These winners of the DBS Foundation Social Enterprise Grant Programme are making a difference in agriculture
In this series on safeguarding Asia’s future, we look at the innovative solutions being developed by social enterprises supported by the DBS Foundation, through its Social Enterprise Grant Programme The full set of stories is available here.
Edible gardens. Eco-friendly pest control services. Products and service to lower the use of synthetic pesticides. These are some innovative solutions that winners of the 2017 DBS Foundation Social Enterprise Grant Programme are undertaking to improve agriculture in Asia. Read on to find out about the issues they seek to address, their successes and inspirations!
Edible Garden City
Edible Garden City champions the “grow-your- own-food” movement and reduces food waste by incorporating natural systems with technology such as hydroponics, aquaponics and insect farming.
With a team of people from all walks of life – former engineers and bankers, retirees and adults with special needs, for instance – the social enterprise builds and maintains edible gardens for hotels, schools, restaurants, commercial buildings and private clients.
The enterprise’s first school farm project was with Pathlight School in Singapore – a school for children with autism. The team helped build and maintain the garden, as well as design the farming curriculum for student to receive vocational training in farming.
The goal is to help cities become more self-sufficient by growing food in underused spaces like rooftops and under viaducts. The DBS Foundation’s social enterprise grant will be used to develop and scale microgreens and mushroom production, and for the development of closed-loop agriculture systems.

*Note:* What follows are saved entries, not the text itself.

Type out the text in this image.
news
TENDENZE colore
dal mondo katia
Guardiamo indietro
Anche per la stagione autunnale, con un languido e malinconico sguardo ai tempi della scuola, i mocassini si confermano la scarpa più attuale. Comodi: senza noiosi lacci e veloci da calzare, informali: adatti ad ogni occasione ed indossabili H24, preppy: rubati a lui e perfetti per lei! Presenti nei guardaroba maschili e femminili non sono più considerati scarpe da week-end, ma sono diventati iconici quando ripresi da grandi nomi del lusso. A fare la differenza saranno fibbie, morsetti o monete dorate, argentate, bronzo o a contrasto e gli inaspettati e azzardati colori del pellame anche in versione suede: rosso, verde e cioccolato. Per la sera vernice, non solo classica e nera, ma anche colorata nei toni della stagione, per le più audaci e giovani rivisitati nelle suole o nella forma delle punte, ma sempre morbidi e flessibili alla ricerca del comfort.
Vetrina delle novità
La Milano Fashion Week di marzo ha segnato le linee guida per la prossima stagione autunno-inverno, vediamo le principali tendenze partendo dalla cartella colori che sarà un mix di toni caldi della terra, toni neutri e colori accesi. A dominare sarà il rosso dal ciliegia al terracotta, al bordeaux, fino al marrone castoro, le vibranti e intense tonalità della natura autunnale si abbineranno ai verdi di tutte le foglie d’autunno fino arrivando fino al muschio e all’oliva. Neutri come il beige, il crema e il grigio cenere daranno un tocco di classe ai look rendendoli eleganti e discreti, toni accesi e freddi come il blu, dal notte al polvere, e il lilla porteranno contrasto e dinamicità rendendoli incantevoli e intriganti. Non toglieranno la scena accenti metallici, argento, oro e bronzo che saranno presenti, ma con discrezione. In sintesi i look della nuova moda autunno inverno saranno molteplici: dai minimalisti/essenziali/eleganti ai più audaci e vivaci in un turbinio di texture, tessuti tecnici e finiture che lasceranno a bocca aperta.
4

Co-founder Bjorn Low, who used to work in advertising, shares about Edible Garden City in the video here.
Pandawa Agri Indonesia
Pandawa Agri Indonesia (PAI) offers research-based products & services to support sustainable agricultural practice in Indonesia. The social enterprise works with farmers to educate them on the negative effects of a high pesticide application, and trains young people as “Agriculture Ambassadors” for sustainable agriculture.
The DBS Foundation’s social enterprise grant will be used to set up a new production facility increasing their capacity to meet market demand. We speak with Kukuh Roxa PH, CEO.
What issues do you seek to address?
We want to reduce the overuse of synthetic pesticides in agriculture by 50%. Countless studies show that a number of pesticides, even when used within legal levels, can cause neurotoxicity and do serious damage to humans, especially children.
Synthetic chemicals also hinder plants’ absorption of essential nutrients and beneficial microbes. Farmers must then use more synthetic fertilisers and pesticides, increasing their cost. In addition, the residue from pesticides also negatively impacts pollinator agents such as bees.
What have been some of your successes?
While regulations have limited the use of pesticides in the palm oil industry, farmers and companies have trouble reducing the levels of synthetic pesticides because the alternatives are not economically scalable. Our innovation can solve this problem.
Our “Weed Solution” and “Pest Solution” can reduce by half the dosage of almost any commonly used pesticide. Our solutions can also offer cost savings up to 30%.
We are doing tests with pesticide researchers and experts from Bogor Agricultural University to prove our products are environmentally-friendly with no toxicity. The soil samples tested show pesticide residue down by more than 50% compared to full pesticide application; in several tests, the residue is not even detected.
We are now trying to expand our impact to staple food and horticulture farmers. Farmers also benefit with less side effects from synthetic pesticides, such as breathing difficulty.